A new wave of imaging technologies, driven by the falling cost of computing, is transforming the way doctors can examine patients.
In a bioengineering laboratory at Stanford University, Christopher Contag, a microbiologist, is designing new approaches to “virtual” pathology. He has created a variety of instruments that can travel the esophagus, stomach and intestine, allowing pathologists to probe for cancers by peering in three dimensions below the surface of the skin.
Frustrated by the time between when a tissue sample is taken and when a pathology laboratory can examine it, Dr. Contag, who oversees a molecular imaging laboratory at Stanford, is experimenting with a variety of next-generation endoscopes. The new devices not only portray the surface of the skin, but also use a variety of optical and acoustical techniques to virtually “punch holes” in hundreds of cells deep within the human body, while using contrast agents to identify abnormalities.
He describes the approach as “point-of-care pathology,” part of a convergence of medical technologies that make it increasingly possible for surgeons and medical technicians to make informed, on-the-spot decisions about patient care.

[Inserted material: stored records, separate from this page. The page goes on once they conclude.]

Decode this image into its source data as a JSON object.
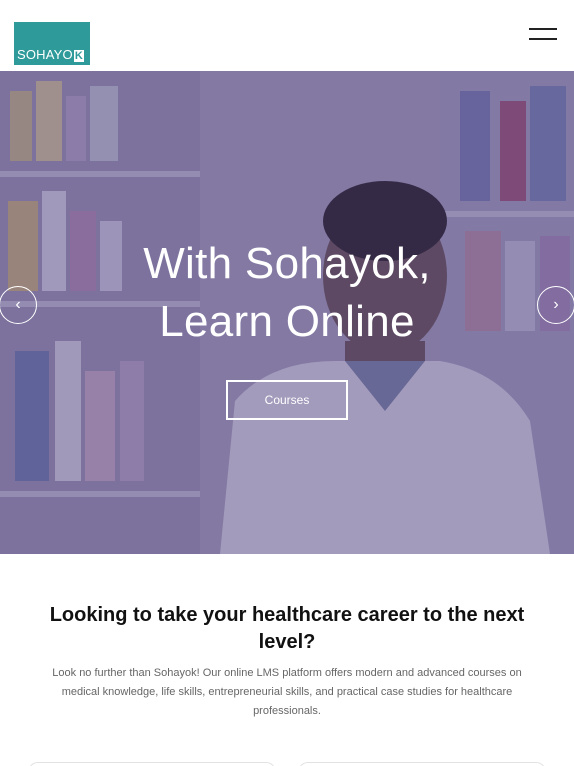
{
  "header": {
    "logo_text": "SOHAYO",
    "logo_letter": "K"
  },
  "hero": {
    "title_line1": "With Sohayok,",
    "title_line2": "Learn Online",
    "button_label": "Courses",
    "prev_arrow": "‹",
    "next_arrow": "›"
  },
  "intro": {
    "heading": "Looking to take your healthcare career to the next level?",
    "text": "Look no further than Sohayok! Our online LMS platform offers modern and advanced courses on medical knowledge, life skills, entrepreneurial skills, and practical case studies for healthcare professionals."
  },
  "colors": {
    "brand": "#2f9a9a",
    "hero_overlay": "#483878"
  }
}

“We want to give the pathologist what he already looks at, so it’s pretty easy,” he said.
In the half-century since the movie “Fantastic Voyage” portrayed a miniaturized submarine navigating the human body to find and destroy a blood clot, researchers have relied on optical, magnetic and X-ray imaging techniques to peer into bodies with ever-greater precision.
Today a new wave of imaging technologies is again transforming the practice of medicine. They include new pathology tools — like the ones Dr. Contag’s team is developing — to give doctors an instantaneous diagnosis, as well as inexpensive systems, often based on smartphones, that can extend advanced imaging technologies to the entire world.